Когда надсмотрщики спустились по лесенке с помоста к основанию мачты и там, прислонясь к брускам ее «гнезда», уселись в тени на своих подушках среди тюков и бочек, юноша чуть слышно шепнул Улебу, ткнув себя в грудь:
— Велко.
Улеб тоже назвался шепотом. Оба тут же, чтобы не вызвать подозрений, отвернулись в разные стороны, хотя Улебу не терпелось узнать, смогут ли они вообще понять друг друга, смогут ли обменяться еще хоть какими-нибудь словами, кроме произнесенных имен.
Вскоре желание поговорить с Велко позабылось на время. Наверху послышались отрывистые команды. Надсмотрщики, развалившиеся было на подушках, вскочили и, задрав бороды, тоже закричали что-то. Гребцы встряхнулись, принялись торопливо высовывать весла наружу, за борта до тех пор, пока медные набойки не уперлись в края отверстий.

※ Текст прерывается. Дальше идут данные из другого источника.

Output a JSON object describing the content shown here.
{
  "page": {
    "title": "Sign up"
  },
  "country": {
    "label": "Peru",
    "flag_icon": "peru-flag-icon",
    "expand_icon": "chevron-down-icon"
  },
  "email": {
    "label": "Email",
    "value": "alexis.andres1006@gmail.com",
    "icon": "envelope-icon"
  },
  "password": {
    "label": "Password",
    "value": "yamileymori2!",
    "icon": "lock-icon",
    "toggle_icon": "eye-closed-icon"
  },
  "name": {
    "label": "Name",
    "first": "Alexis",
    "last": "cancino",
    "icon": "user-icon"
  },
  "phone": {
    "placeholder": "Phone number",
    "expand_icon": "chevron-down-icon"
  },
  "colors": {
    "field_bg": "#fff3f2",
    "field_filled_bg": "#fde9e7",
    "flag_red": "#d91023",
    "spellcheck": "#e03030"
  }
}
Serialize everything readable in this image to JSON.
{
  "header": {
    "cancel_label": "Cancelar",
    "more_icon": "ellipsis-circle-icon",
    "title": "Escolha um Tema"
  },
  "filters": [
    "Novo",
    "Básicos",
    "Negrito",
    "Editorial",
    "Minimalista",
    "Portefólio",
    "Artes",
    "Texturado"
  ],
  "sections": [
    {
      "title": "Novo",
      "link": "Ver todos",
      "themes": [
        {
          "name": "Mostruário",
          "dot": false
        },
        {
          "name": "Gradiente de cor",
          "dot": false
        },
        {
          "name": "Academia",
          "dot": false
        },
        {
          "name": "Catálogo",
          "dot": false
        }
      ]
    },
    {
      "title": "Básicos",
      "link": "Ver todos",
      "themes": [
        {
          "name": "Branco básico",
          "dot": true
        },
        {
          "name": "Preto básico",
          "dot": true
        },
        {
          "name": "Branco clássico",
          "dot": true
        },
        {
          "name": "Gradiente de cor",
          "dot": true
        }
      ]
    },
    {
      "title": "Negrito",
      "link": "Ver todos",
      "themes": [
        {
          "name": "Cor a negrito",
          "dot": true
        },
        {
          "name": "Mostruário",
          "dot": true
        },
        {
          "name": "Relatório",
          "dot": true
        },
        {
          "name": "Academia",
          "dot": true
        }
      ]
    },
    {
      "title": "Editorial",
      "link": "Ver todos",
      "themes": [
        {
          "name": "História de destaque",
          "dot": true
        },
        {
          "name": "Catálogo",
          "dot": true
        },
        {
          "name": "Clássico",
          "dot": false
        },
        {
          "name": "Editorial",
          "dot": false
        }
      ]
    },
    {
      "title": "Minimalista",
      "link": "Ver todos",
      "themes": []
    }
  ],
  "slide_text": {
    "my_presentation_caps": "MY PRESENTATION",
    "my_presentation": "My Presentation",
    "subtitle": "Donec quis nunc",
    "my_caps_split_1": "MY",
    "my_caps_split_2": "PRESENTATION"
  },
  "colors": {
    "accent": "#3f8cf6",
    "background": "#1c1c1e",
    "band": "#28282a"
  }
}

Размахивавший плетью Одноглазый уже был там, где сходились помосты, а его напарник, оставаясь внизу, вытянул одну руку б сторону левого борта, другой же, схватив колотушку, принялся бить в литавру, задавая ритм, и гребцы по левому борту разом навалились на весла, корабль покачнулся и начал разворачиваться.
Улебу казалось, что стучит не литавра, а его собственное сердце. Мысленно он прощался с родиной, с отцом, с Радогощем, с сестрицей, снова и снова клялся вернуться, отомстить, спасти.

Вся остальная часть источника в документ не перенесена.